Rodar y Rodar Launches Mario Casas-Starrer ‘Mauthausen’ (EXCLUSIVE)

Rodar y Rodar Produces ‘Mauthausen,’ sold
Courtesy: Rodar y Rodar/Rodar’s archives

Vicente Canales’ Film Factory takes international rights

BERLIN–Barcelona-based Rodar y Rodar — the prestige producer of successful psychological thrillers such as “The Orphanage” and “Julia’s Eyes”–  will produce “The Photographer of Mauthausen,” the third outing as a feature film director of Mar Targarona (“Kidnapped”), Rodar co-CEO with Joaquín Padró.

Vicente Canales’ Film Factory has acquired international rights. The historical thriller will be produced in partnership with Belgium’s Umedia. Also backing the projects are Spanish public broadcaster TVE and its Icaa and Icec film institutes.

“Mauthausen” recreates the travails of Catalan photographer Francesc Boix, an inmate in the Mauthausen concentration camp from the winter of 1941, when he was 21. Alongside Boix 1,500 Spanish Republican were imprisoned by the German army during their exile in France after the Spanish Civil War and taken to Mauthausen.

Spanish thesp Mario Casas (Michael Radford’s “The Mule,” Fernando González Molina’a “Palm Trees in the Snow”) will star. “It’s a role that could mean an interesting turning-point in Casas’ career,” Targarona said.

Selected by Variety as young Spanish talents to follow, Alfred Pérez-Fargas and Roger Danés, who wrote Agustí Villaronga’s “Letter to Eve,” have penned the script.

“This will be one of most moving stories to be produced in Spain this year and take a modern visual approach to the Nazi context,” said Canales.

Boix worked in Mauthausen’s identification department, storing the Nazi graphic documentation.

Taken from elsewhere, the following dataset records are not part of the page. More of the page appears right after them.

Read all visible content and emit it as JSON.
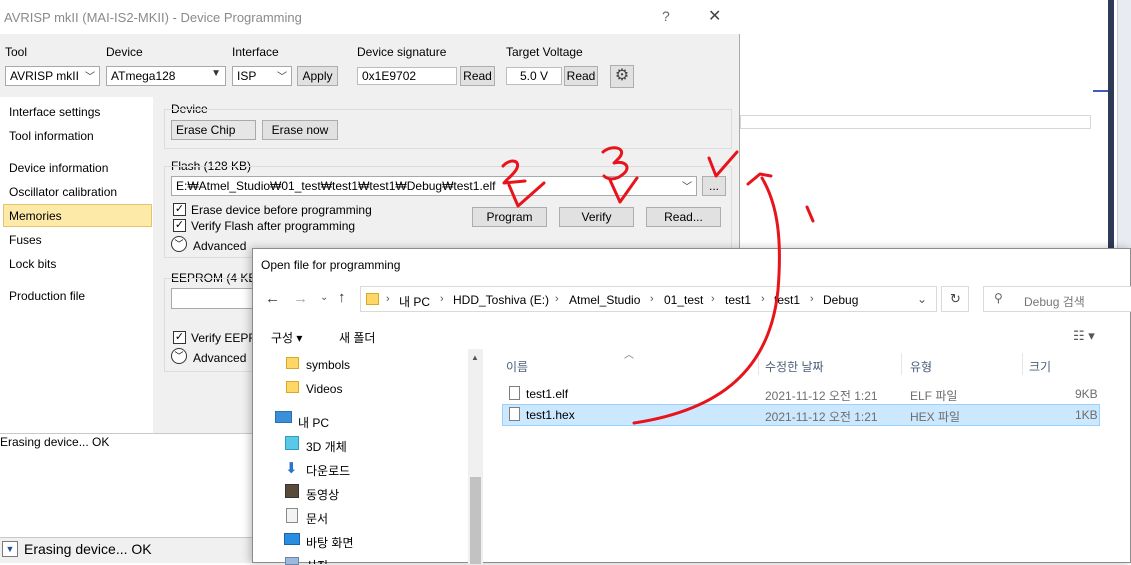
{
  "window": {
    "title": "AVRISP mkII (MAI-IS2-MKII) - Device Programming",
    "help": "?",
    "close": "✕"
  },
  "toolbar": {
    "tool_label": "Tool",
    "tool_value": "AVRISP mkII",
    "device_label": "Device",
    "device_value": "ATmega128",
    "interface_label": "Interface",
    "interface_value": "ISP",
    "apply": "Apply",
    "signature_label": "Device signature",
    "signature_value": "0x1E9702",
    "signature_read": "Read",
    "voltage_label": "Target Voltage",
    "voltage_value": "5.0 V",
    "voltage_read": "Read"
  },
  "nav": {
    "items": [
      "Interface settings",
      "Tool information",
      "Device information",
      "Oscillator calibration",
      "Memories",
      "Fuses",
      "Lock bits",
      "Production file"
    ],
    "selected": "Memories"
  },
  "device_group": {
    "label": "Device",
    "erase_mode": "Erase Chip",
    "erase_now": "Erase now"
  },
  "flash": {
    "label": "Flash (128 KB)",
    "path": "E:₩Atmel_Studio₩01_test₩test1₩test1₩Debug₩test1.elf",
    "browse": "...",
    "erase_before": "Erase device before programming",
    "verify_after": "Verify Flash after programming",
    "advanced": "Advanced",
    "program": "Program",
    "verify": "Verify",
    "read": "Read..."
  },
  "eeprom": {
    "label": "EEPROM (4 KB",
    "verify": "Verify EEPR",
    "advanced": "Advanced"
  },
  "log": {
    "text": "Erasing device... OK",
    "status": "Erasing device... OK"
  },
  "dialog": {
    "title": "Open file for programming",
    "breadcrumbs": [
      "내 PC",
      "HDD_Toshiva (E:)",
      "Atmel_Studio",
      "01_test",
      "test1",
      "test1",
      "Debug"
    ],
    "search_placeholder": "Debug 검색",
    "organize": "구성 ▾",
    "new_folder": "새 폴더",
    "tree": [
      "symbols",
      "Videos",
      "내 PC",
      "3D 개체",
      "다운로드",
      "동영상",
      "문서",
      "바탕 화면",
      "사진"
    ],
    "columns": [
      "이름",
      "수정한 날짜",
      "유형",
      "크기"
    ],
    "files": [
      {
        "name": "test1.elf",
        "date": "2021-11-12 오전 1:21",
        "type": "ELF 파일",
        "size": "9KB"
      },
      {
        "name": "test1.hex",
        "date": "2021-11-12 오전 1:21",
        "type": "HEX 파일",
        "size": "1KB"
      }
    ]
  },
  "annotations": {
    "one": "1",
    "two": "2",
    "three": "3",
    "color": "#e8141c"
  }
}
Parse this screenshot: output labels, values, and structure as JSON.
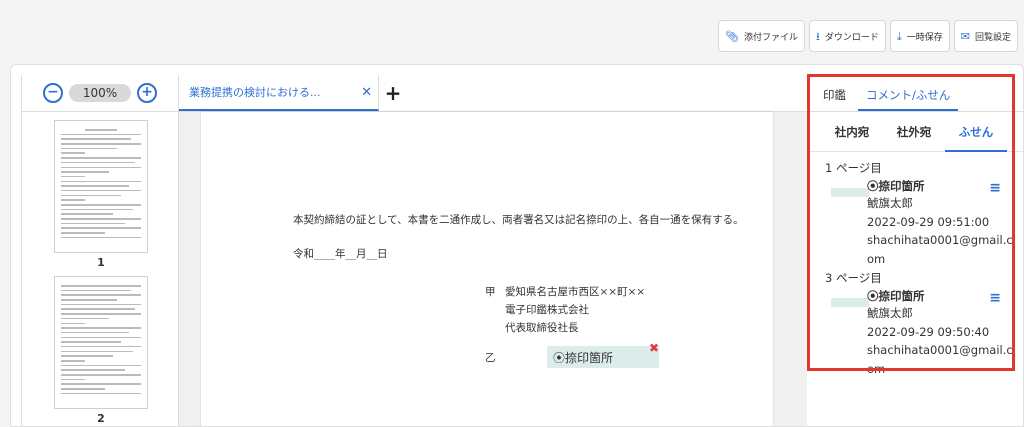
{
  "toolbar": {
    "attach": "添付ファイル",
    "download": "ダウンロード",
    "save": "一時保存",
    "settings": "回覧設定"
  },
  "thumbs": {
    "zoom": "100%",
    "zoom_out": "−",
    "zoom_in": "+",
    "pages": [
      "1",
      "2"
    ]
  },
  "tabs": {
    "doc_title": "業務提携の検討における...",
    "close": "✕",
    "add": "+"
  },
  "doc": {
    "line1": "本契約締結の証として、本書を二通作成し、両者署名又は記名捺印の上、各自一通を保有する。",
    "date": "令和____年__月__日",
    "kou_label": "甲",
    "kou_addr": "愛知県名古屋市西区××町××",
    "kou_company": "電子印鑑株式会社",
    "kou_title": "代表取締役社長",
    "otsu_label": "乙",
    "stamp_text": "⦿捺印箇所",
    "stamp_remove": "✖"
  },
  "right_panel": {
    "tab_seal": "印鑑",
    "tab_comment": "コメント/ふせん",
    "sub_internal": "社内宛",
    "sub_external": "社外宛",
    "sub_sticky": "ふせん",
    "notes": [
      {
        "page": "1 ページ目",
        "title": "⦿捺印箇所",
        "author": "鯱旗太郎",
        "datetime": "2022-09-29 09:51:00",
        "email": "shachihata0001@gmail.com"
      },
      {
        "page": "3 ページ目",
        "title": "⦿捺印箇所",
        "author": "鯱旗太郎",
        "datetime": "2022-09-29 09:50:40",
        "email": "shachihata0001@gmail.com"
      }
    ]
  },
  "colors": {
    "accent": "#2f6fd1",
    "highlight": "#e0392b",
    "sticky": "#dcecea"
  }
}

“When Germany was near defeat, they tried to destroy everything, but Boix hided the negatives which played a crucial role at the Nuremberg trial,” Targarona explained to Variety. Boix was the only Spaniard to testify at the trial of the 20th century.

“Film will be a prison break thriller, but where the planned escape isn’t of a person but film negatives,” Danés added.

“Mauthausen” will be spoken in German and Spanish. “At Rodar, we’ve made horror movies. In this one, the horror is history itself,” said Targarona. Visuals will have a very realistic approach, she added.

“Boix used his privileged position in the camp to survive. His own friends said that Boix seemed to be on vacation. But he never doubted about helping them, using his privileges, Pérez-Fargas added.

Principal photography is scheduled to start in October in Belgium and Spain.

Film Factory slate for Berlin included Álex de la Iglesia’s “The Bar,” Villaronga’s “Uncertain Glory” and Iñaki Dorronsoro’s “Escape Plan.”